Roasted 2 years ago based on Katie Leigh Bee's long term Spotify stats.
Katie Leigh Bee, huh? With a Spotify profile that reads like a hipster bingo card, you might as well be the poster child for a midlife crisis in your early 20s. Your genre list is like someone dropped a mixtape of angst into a thrift store—the only thing missing is a “Songs for Pretending to Be Deep at 3 AM” playlist. Seriously, "Bubblegrunge"? The only thing more confused than your taste in music is the poor soul who tries to explain that to their therapist. Your top artists list is a collection of individuals who would probably file a restraining order against you if they knew how often you played their songs. Charli XCX might throw a fit if she learns she’s competing with a band called "Brutalligators" for your attention. And let’s not gloss over your most played—“Coffee & Codeine”? Is that a song or your daily routine? We get it, you’re unique. Every choice feels carefully curated to ensure that the algorithm gives you a gold star for “most tragic teenage phase,” even if you’re well past your teenage years. But hey, at least you can take solace in the fact that your Spotify profile reflects your personality: trying way too hard to be an enigma wrapped in a riddle, performing daily gymnastics to convince people you’re not just a walking cliché.
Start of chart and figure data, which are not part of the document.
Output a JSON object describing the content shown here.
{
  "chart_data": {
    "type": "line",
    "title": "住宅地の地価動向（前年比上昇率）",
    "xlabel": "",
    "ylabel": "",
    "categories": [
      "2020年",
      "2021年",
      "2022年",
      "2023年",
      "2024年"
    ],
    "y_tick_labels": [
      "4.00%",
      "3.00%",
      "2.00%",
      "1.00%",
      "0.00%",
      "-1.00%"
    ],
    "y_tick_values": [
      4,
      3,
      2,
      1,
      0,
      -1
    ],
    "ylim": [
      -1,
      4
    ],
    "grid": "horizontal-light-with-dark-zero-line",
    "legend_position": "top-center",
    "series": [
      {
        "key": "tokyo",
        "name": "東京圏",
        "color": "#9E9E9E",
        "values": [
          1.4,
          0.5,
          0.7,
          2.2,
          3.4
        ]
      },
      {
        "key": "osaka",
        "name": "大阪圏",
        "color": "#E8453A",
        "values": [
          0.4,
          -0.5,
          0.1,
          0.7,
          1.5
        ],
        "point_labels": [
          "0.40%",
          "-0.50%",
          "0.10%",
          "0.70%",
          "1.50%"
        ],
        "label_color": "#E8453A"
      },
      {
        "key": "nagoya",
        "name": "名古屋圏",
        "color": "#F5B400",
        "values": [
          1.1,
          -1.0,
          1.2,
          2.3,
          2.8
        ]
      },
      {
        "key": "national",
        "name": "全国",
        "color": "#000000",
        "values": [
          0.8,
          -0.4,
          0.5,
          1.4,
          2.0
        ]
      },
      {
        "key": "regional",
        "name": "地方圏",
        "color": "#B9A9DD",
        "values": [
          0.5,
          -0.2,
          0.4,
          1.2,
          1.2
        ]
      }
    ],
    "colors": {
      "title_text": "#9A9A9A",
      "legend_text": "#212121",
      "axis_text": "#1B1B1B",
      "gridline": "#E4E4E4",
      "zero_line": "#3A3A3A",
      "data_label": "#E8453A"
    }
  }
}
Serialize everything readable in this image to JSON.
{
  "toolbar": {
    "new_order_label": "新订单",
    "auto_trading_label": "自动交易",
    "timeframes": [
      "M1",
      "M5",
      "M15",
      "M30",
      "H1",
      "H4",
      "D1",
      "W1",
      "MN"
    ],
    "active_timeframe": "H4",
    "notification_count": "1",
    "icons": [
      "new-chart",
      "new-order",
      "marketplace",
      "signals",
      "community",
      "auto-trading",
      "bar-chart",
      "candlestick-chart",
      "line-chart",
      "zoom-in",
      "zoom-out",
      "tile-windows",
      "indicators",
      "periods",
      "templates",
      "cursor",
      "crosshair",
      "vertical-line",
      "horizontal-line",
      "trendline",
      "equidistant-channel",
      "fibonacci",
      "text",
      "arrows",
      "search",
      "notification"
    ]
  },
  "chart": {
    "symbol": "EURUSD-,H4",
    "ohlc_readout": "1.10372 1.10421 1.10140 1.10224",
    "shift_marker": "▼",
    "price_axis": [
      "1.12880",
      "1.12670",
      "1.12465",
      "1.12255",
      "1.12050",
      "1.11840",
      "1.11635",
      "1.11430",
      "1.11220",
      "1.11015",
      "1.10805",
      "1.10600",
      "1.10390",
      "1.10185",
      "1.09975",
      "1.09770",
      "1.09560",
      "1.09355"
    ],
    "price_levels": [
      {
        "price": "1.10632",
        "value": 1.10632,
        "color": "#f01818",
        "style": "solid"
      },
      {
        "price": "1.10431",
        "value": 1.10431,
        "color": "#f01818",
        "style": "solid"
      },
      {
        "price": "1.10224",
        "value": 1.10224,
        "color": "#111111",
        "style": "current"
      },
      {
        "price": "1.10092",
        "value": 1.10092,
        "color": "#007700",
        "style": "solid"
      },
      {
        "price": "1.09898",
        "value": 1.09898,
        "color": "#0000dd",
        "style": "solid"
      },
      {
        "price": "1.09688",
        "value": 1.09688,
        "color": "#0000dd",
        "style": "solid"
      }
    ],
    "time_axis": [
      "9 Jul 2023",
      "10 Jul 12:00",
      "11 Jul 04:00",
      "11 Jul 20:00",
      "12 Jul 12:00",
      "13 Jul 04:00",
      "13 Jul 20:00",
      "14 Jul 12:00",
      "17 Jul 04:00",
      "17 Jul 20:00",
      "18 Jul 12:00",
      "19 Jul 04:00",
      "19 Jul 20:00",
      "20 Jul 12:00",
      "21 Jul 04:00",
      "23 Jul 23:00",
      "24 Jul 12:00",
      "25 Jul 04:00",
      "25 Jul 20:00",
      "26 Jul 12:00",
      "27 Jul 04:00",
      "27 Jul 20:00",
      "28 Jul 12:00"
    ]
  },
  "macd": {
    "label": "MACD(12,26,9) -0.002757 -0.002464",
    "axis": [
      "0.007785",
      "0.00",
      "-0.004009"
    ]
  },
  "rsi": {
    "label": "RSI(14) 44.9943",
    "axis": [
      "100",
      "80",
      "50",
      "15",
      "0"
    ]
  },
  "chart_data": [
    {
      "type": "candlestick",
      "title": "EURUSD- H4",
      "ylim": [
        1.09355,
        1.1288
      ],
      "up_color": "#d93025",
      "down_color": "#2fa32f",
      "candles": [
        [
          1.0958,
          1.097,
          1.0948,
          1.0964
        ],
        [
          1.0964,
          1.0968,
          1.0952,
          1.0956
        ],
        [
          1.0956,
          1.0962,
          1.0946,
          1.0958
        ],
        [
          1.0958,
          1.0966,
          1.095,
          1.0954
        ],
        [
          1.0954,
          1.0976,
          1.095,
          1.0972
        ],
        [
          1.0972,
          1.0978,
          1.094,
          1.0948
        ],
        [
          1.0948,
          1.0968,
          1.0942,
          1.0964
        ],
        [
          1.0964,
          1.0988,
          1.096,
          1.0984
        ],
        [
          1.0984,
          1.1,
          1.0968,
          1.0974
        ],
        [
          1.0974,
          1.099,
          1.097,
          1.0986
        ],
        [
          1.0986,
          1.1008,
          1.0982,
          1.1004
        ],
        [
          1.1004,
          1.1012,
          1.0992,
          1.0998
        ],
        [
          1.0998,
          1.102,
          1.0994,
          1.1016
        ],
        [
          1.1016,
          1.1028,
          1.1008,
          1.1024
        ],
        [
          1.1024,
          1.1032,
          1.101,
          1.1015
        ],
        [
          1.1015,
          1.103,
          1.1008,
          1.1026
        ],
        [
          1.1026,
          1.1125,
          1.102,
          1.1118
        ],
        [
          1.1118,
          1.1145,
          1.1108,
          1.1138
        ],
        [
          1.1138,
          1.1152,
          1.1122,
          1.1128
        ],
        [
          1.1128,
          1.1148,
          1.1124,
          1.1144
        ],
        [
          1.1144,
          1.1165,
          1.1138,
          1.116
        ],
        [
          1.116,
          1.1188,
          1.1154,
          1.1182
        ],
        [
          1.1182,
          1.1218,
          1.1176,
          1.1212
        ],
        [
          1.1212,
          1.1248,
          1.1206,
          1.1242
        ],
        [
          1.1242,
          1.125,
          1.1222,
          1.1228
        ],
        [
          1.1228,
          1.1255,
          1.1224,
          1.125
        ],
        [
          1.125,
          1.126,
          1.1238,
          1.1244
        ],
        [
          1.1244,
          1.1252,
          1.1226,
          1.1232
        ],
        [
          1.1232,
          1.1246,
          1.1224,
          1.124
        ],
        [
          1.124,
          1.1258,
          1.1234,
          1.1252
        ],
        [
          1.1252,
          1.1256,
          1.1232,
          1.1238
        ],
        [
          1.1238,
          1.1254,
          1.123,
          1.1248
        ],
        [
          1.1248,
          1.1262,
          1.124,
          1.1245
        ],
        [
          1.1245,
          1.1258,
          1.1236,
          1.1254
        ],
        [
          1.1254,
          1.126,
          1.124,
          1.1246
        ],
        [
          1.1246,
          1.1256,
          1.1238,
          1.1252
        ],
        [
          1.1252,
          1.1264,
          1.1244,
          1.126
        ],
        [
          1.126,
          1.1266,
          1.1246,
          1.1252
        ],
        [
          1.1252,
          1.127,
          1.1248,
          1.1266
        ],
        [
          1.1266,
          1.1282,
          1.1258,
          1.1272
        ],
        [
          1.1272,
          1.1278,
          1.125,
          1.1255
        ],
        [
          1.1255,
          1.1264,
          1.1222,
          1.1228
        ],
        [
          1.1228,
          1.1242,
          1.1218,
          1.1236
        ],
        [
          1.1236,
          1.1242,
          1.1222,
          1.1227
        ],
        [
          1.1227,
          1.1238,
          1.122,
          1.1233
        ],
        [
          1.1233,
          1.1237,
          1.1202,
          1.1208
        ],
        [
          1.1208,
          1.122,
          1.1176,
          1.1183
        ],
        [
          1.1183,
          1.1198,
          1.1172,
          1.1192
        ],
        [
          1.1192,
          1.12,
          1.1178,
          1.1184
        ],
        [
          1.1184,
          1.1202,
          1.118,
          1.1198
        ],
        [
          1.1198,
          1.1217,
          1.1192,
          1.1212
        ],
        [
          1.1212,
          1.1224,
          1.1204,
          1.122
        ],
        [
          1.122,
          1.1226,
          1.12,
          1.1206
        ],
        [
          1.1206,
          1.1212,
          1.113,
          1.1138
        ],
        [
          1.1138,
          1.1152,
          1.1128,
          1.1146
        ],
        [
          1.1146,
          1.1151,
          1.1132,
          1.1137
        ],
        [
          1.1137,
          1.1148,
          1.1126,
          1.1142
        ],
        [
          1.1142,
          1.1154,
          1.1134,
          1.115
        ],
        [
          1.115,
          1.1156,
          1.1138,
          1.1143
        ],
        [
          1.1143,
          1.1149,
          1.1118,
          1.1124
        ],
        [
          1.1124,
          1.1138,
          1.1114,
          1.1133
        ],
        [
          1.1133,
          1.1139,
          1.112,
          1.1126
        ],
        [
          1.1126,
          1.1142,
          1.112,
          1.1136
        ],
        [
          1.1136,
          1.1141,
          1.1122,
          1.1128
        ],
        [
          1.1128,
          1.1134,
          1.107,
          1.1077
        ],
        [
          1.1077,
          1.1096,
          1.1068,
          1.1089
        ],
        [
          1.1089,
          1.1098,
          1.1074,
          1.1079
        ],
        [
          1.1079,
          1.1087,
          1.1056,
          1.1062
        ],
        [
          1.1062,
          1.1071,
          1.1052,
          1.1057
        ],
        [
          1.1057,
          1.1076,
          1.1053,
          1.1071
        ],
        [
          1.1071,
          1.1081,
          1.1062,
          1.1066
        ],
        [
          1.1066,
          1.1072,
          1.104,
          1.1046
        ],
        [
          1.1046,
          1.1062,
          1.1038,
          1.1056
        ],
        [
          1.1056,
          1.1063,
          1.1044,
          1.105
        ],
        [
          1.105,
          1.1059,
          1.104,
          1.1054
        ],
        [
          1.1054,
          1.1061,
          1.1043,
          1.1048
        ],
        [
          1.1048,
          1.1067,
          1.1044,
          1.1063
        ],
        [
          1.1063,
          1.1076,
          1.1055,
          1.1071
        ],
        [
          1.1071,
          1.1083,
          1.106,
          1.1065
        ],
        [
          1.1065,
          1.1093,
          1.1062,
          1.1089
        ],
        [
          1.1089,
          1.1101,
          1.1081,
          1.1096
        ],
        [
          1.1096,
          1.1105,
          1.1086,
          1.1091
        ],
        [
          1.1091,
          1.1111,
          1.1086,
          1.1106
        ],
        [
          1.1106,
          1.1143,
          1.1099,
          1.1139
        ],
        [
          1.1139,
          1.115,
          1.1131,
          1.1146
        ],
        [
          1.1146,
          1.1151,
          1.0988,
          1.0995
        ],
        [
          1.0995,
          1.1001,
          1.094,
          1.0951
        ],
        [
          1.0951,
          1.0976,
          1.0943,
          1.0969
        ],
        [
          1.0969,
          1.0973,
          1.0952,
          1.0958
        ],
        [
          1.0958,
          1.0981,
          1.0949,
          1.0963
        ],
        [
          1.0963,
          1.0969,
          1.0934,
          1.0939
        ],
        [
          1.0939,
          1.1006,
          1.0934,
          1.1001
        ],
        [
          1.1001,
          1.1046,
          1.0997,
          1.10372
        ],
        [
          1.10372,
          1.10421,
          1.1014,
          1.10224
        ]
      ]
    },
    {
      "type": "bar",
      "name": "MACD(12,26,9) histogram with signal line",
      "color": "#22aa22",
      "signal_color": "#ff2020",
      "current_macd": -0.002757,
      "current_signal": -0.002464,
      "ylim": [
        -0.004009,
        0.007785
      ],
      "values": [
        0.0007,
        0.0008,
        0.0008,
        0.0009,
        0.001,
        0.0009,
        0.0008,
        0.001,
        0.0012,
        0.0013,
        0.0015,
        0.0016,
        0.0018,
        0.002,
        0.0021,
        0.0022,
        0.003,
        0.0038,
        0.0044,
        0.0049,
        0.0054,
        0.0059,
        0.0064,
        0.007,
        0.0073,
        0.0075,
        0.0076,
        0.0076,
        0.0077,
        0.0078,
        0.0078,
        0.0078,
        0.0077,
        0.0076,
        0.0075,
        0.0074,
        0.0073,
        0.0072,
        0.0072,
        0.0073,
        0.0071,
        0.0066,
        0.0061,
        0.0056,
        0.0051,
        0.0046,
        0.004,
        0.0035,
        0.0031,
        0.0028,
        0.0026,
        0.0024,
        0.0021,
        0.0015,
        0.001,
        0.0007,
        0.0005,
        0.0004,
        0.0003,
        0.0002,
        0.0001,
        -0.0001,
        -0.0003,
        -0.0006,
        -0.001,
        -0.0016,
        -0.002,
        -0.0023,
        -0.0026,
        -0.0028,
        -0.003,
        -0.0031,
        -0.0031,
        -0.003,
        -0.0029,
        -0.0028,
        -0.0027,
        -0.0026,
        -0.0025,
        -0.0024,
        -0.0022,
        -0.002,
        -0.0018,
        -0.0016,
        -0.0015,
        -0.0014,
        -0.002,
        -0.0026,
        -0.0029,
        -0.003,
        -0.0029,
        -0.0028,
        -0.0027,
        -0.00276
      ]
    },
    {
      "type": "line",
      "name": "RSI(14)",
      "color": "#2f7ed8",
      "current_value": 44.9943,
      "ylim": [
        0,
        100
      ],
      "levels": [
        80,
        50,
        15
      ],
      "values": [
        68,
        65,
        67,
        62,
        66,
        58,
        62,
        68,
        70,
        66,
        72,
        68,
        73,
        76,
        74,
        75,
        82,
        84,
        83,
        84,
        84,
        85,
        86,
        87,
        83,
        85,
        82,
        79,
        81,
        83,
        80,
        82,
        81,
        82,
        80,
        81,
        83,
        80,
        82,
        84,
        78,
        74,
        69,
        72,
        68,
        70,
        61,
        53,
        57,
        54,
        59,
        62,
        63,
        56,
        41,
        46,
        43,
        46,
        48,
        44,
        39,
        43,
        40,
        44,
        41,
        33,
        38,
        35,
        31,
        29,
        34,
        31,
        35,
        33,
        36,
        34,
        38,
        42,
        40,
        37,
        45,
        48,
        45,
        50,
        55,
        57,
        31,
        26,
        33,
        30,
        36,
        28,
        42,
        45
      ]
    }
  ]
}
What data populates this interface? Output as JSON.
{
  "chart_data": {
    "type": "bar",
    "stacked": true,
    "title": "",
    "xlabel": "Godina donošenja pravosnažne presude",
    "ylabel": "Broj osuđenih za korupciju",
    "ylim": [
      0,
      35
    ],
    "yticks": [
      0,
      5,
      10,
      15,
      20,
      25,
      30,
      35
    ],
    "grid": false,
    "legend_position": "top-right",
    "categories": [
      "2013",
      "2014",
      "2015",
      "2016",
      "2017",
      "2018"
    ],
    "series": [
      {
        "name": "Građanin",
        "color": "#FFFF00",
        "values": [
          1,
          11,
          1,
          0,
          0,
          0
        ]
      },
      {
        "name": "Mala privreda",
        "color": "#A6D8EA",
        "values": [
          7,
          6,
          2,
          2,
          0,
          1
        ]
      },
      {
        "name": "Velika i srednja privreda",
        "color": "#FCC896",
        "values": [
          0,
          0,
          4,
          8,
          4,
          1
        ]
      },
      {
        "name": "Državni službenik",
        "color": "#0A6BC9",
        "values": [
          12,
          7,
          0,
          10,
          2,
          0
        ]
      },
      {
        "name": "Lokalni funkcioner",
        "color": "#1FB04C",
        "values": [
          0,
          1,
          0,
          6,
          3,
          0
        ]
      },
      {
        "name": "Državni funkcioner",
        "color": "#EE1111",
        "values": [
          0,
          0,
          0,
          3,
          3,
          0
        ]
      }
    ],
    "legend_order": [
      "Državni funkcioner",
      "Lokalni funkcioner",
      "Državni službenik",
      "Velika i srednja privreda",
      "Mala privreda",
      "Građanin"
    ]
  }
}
So keep jamming to those hyperpop beats and bubblegum angst, Katie. Just remember, the only thing more inflated than your taste in music is the number of eye rolls you inspire whenever you share your latest Spotify discovery at a party—because nothing says "I need attention" quite like a good old-fashioned emo singalong that only you and your 12 closest friends enjoy.
Roasts are purely for fun and entertainment. They're not meant to be taken seriously. Enjoy the laughs, but remember your music taste is uniquely yours!